Na koniec pierwszego tygodnia Fortuna I Ligi, Bruk-Bet Termalica Nieciecza zremisowało z ŁKS-em Łódź 2:2. Pierwsza połowa spotkania należała do gości, w drugiej połowie gospodarze doprowadzili do wyrównania.
Łodzianie wyszli na prowadzenie już w czwartej minucie. Strzał Michała Mokrzyckiego ze skrzydła obronił bramkarz gospodarzy, jednak Łukasz Wiech niefortunnie skierował piłkę do własnej siatki.

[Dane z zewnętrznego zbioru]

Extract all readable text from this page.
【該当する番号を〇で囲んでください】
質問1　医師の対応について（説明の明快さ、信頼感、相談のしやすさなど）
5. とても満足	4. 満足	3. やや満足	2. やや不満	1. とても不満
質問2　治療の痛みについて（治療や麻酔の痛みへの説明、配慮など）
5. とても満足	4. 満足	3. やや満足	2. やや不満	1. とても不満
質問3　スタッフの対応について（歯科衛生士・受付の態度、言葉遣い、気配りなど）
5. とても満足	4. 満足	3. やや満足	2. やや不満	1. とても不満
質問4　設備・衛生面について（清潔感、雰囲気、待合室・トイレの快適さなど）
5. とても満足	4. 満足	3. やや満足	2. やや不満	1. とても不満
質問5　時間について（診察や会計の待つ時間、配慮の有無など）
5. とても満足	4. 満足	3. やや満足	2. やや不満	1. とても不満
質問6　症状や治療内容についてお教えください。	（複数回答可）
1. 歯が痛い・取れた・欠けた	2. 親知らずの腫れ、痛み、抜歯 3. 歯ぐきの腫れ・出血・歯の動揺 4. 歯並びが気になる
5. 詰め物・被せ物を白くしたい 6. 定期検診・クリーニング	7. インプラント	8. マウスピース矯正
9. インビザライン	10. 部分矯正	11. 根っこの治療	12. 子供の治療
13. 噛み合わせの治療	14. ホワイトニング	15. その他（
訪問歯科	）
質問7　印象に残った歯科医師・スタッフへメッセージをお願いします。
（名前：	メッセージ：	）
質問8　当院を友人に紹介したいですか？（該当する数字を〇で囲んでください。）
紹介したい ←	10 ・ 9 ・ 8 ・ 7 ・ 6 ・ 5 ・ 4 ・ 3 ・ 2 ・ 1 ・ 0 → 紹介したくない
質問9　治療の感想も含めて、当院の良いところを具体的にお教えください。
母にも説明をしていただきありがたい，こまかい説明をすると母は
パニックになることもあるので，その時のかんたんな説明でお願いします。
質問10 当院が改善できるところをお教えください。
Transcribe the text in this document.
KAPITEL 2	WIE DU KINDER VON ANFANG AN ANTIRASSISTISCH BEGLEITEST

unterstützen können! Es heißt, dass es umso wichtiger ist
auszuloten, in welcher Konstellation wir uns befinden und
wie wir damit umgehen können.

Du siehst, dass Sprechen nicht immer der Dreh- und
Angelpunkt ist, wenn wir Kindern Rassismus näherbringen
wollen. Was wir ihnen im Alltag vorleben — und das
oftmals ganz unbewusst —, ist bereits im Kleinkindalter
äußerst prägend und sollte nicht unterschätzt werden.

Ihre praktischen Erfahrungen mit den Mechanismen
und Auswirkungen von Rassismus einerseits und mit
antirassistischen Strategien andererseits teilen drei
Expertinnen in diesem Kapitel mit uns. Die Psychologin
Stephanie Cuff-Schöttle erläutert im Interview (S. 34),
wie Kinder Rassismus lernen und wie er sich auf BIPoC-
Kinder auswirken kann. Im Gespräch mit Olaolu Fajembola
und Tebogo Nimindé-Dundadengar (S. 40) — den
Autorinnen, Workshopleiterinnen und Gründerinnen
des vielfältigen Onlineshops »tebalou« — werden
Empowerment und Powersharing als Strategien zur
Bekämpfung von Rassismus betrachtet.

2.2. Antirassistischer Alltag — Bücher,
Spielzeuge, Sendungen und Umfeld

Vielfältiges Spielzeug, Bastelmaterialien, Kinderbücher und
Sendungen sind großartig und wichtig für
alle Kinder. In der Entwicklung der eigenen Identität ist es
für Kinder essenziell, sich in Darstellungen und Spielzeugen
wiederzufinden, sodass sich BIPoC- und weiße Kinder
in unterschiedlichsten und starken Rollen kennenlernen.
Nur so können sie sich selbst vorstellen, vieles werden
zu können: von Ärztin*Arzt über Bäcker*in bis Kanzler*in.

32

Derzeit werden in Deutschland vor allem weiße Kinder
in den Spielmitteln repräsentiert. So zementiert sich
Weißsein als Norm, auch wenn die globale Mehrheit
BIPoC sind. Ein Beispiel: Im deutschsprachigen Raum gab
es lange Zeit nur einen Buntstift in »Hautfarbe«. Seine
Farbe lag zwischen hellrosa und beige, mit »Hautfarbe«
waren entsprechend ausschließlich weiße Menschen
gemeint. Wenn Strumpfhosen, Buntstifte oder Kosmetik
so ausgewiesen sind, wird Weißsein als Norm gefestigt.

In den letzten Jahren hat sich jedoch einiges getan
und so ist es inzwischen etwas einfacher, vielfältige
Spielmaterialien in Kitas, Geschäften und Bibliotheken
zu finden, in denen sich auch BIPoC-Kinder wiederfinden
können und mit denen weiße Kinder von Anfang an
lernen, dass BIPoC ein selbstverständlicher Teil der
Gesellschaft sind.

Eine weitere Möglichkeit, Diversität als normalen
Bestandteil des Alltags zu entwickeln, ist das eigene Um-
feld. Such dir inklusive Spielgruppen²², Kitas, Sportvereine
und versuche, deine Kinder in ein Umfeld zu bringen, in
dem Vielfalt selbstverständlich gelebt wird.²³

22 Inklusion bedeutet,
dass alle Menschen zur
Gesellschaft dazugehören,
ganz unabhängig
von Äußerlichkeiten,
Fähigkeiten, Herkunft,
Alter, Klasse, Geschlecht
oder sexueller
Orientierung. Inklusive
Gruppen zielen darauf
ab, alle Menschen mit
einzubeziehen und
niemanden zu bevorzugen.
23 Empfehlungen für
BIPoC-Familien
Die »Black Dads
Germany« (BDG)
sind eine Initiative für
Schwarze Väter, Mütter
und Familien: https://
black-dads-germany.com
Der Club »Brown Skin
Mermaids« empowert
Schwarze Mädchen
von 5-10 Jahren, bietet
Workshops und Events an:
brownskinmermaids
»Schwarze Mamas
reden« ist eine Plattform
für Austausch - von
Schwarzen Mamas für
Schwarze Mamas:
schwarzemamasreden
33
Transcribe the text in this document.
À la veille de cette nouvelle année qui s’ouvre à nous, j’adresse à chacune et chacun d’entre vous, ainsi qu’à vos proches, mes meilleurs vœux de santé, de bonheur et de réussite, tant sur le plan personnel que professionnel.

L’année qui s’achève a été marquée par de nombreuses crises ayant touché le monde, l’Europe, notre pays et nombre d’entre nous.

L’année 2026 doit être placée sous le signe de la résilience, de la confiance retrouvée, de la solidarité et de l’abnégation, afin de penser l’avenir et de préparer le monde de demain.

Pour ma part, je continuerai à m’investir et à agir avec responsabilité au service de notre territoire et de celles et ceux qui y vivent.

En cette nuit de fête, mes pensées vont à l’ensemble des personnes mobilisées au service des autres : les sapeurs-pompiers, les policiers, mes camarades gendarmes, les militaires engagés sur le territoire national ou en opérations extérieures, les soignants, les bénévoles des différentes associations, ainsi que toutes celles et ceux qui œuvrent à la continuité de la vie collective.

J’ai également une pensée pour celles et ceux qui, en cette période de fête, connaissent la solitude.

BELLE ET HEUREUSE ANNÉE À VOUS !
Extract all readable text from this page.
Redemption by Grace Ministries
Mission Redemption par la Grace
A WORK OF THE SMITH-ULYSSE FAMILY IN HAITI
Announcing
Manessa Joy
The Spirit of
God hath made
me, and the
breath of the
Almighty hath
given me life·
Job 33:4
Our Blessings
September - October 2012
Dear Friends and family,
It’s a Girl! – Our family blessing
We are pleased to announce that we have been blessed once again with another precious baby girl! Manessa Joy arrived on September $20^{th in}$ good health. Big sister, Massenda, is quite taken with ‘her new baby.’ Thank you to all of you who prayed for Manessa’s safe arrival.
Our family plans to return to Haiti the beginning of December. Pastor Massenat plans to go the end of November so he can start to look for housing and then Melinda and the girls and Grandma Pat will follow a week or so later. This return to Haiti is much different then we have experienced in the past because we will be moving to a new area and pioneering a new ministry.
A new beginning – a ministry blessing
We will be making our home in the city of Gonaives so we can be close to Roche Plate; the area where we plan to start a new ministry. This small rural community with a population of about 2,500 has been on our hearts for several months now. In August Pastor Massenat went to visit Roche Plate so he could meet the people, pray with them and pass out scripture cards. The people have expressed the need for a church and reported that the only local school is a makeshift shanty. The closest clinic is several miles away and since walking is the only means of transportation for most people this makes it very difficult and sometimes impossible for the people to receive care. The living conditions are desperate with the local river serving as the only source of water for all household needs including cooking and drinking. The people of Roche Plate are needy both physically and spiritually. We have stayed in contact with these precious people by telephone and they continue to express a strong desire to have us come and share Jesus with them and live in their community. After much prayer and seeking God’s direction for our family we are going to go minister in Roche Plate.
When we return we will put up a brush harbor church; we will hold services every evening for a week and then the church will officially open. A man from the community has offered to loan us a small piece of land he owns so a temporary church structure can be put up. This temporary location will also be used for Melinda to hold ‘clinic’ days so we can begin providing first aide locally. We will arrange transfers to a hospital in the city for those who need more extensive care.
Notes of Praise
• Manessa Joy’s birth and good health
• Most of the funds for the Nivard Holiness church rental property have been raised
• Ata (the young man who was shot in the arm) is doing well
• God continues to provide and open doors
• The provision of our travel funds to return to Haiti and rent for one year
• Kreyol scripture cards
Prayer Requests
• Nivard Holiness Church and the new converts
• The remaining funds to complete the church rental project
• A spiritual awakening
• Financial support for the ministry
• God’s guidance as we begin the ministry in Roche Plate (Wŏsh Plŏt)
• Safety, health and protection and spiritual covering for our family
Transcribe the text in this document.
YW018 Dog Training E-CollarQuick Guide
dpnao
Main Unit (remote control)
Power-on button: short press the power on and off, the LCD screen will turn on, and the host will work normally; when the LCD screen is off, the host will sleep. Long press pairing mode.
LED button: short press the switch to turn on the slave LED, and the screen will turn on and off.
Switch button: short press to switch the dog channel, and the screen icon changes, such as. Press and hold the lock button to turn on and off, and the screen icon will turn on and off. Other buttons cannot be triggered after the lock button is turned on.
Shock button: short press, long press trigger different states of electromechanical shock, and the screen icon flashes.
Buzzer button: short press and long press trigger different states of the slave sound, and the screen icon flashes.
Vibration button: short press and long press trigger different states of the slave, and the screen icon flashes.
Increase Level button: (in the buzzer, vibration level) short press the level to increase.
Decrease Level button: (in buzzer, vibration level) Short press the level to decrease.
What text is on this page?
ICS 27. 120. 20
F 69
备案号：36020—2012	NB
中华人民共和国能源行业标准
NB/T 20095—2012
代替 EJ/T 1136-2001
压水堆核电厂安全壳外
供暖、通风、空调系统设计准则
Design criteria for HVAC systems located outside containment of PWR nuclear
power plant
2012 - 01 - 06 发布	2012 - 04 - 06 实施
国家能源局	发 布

- To dla nas bardzo cenny punkt - powiedział po meczu trener Bruk-Betu, Mariusz Rumak. - Wyszliśmy na prowadzenie, jednak gospodarze doprowadzili do wyrównania. Nie można nam jednak odmówić ambicji i walki. Remis jest sprawiedliwym wynikiem tego spotkania.
W 16. minucie ŁKS podwyższył prowadzenie. Płaskie dośrodkowanie z rzutu wolnego w pole karne wykorzystał Igor Strzałek.
W 38. minucie po faulu na Jakuba Tosikowskim sędzia podyktował rzut karny. Do piłki podszedł Antoni Młynarczyk i pewnym strzałem pokonał bramkarza ŁKS-u, Adriana Jana. To piąty gol kapitana Bruk-Betu w tym sezonie.
Wynik ustalił w 76. minucie Mokrzycki, który wykorzystał zamieszanie w polu karnym gospodarzy i dopełnił formalności.
W następnej kolejce Bruk-Bet Termalica zagra na wyjeździe z GKS-em Tychy, a ŁKS Łódź podejmie na własnym stadionie Wisłę Kraków.